Here is my latest configuration for my ASA:

: Saved
:
ASA Version 7.2(2)
!
hostname ciscoasa
enable password 8Ry2YjIyt7RRXU24 encrypted
names
!
interface Vlan1
nameif inside
security-level 100
ip address 10.5.12.251 255.255.255.0
!
interface Vlan2
nameif outside
security-level 0
ip address 1.1.1.2 255.255.255.252
!
interface Ethernet0/0
switchport access vlan 2
!
interface Ethernet0/1
!
interface Ethernet0/2
shutdown
!
interface Ethernet0/3
shutdown
!
interface Ethernet0/4
shutdown
!
interface Ethernet0/5
shutdown
!
interface Ethernet0/6
shutdown
!
interface Ethernet0/7
shutdown
!
passwd 2KFQnbNIdI.2KYOU encrypted
ftp mode passive
access-list OUTSIDE_CRYPTOMAP extended permit ip 192.168.133.0 255.255.255.0 192.168.134.0 255.255.255.0
access-list POLICY_NAT extended permit ip 10.5.12.0 255.255.255.0 192.168.134.0 255.255.255.0
access-list INSIDE_NAT_STATIC extended permit ip 192.168.134.0 255.255.255.0 10.0.0.0 255.255.255.0
pager lines 24
mtu inside 1500
mtu outside 1500
no failover
icmp unreachable rate-limit 1 burst-size 1
asdm image disk0:/asdm-524.bin
no asdm history enable
arp timeout 14400
nat (inside) 1 0.0.0.0 0.0.0.0
static (inside,outside) 192.168.133.0 access-list POLICY_NAT
route outside 0.0.0.0 0.0.0.0 1.1.1.1 1
timeout xlate 3:00:00
timeout conn 1:00:00 half-closed 0:10:00 udp 0:02:00 icmp 0:00:02
timeout sunrpc 0:10:00 h323 0:05:00 h225 1:00:00 mgcp 0:05:00 mgcp-pat 0:05:00
timeout sip 0:30:00 sip_media 0:02:00 sip-invite 0:03:00 sip-disconnect 0:02:00
timeout uauth 0:05:00 absolute
http server enable
http 10.5.12.0 255.255.255.0 inside
no snmp-server location
no snmp-server contact
snmp-server enable traps snmp authentication linkup linkdown coldstart
crypto ipsec transform-set ASA_VPN_TO_SONIC esp-3des esp-md5-hmac
crypto map OUTSIDE_MAP 20 match address OUTSIDE_CRYPTOMAP
crypto map OUTSIDE_MAP 20 set pfs
crypto map OUTSIDE_MAP 20 set peer 2.2.2.2
crypto map OUTSIDE_MAP 20 set transform-set ASA_VPN_TO_SONIC
crypto map OUTSIDE_MAP interface outside
crypto isakmp identity address
crypto isakmp enable outside
crypto isakmp policy 100
authentication pre-share
encryption 3des
hash md5
group 2
lifetime 86400
tunnel-group 2.2.2.2 type ipsec-l2l
tunnel-group 2.2.2.2 ipsec-attributes
pre-shared-key *
telnet timeout 5
ssh timeout 5
console timeout 0

!
class-map inspection_default
match default-inspection-traffic
!
!
policy-map type inspect dns preset_dns_map
parameters
message-length maximum 512
policy-map global_policy
class inspection_default
inspect dns preset_dns_map
inspect ftp
inspect h323 h225
inspect h323 ras
inspect netbios
inspect rsh
inspect rtsp
inspect skinny
inspect esmtp
inspect sqlnet
inspect sunrpc
inspect tftp
inspect sip
inspect xdmcp
!
service-policy global_policy global
prompt hostname context
Cryptochecksum:6830d2eaae271ea805d9357910b5dcdf
: end

The real internal IP address range behind the ASA is 10.5.12.0/24 and that should be natted to 192.168.133.0/24 when leaving the ASA to cross the tunnel.
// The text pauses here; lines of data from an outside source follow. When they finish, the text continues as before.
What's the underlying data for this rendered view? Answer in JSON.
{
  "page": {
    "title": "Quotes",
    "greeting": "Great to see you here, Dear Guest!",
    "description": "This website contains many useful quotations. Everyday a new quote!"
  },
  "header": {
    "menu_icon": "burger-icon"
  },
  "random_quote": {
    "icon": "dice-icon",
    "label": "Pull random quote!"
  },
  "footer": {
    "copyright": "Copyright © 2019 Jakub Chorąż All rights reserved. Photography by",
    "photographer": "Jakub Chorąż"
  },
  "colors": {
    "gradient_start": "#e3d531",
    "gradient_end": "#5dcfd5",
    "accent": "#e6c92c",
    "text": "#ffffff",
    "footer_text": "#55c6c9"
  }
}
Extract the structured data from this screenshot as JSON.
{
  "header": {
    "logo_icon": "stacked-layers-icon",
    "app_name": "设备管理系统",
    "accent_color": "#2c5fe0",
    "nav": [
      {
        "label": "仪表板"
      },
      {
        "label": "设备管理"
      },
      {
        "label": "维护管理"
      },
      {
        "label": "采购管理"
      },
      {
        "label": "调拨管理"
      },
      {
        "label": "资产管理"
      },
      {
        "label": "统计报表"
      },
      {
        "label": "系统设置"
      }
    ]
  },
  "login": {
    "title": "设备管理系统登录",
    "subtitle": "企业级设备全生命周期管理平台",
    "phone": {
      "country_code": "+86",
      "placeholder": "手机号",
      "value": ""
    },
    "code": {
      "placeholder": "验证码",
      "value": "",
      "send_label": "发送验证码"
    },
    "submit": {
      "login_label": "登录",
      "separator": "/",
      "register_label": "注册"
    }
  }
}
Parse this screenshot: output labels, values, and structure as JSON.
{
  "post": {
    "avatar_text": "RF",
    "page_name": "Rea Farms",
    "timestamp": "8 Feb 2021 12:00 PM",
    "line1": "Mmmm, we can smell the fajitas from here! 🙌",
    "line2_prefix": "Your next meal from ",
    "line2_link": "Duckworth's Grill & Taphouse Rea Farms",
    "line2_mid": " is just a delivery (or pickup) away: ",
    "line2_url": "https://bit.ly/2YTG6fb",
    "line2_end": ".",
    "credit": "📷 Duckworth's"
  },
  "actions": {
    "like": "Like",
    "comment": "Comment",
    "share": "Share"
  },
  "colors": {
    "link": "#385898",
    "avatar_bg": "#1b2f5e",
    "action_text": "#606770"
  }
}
The remote internal address range is a combination of 10.x.0.0/16 addresses and those need to be natted to 192.168.134.0/24 when leaving the remote Sonicwall firewall. So to make that simple I want to just NAT the entire 10.0.0.0/8 subnet.

I can't wrap my head around how the ASA knows to use the tunnel for all 10.0.0.0/8 traffic when itself is connected to a 10.5.12.0/24 subnet. I assume routing.

Please let me know anymore info that is needed.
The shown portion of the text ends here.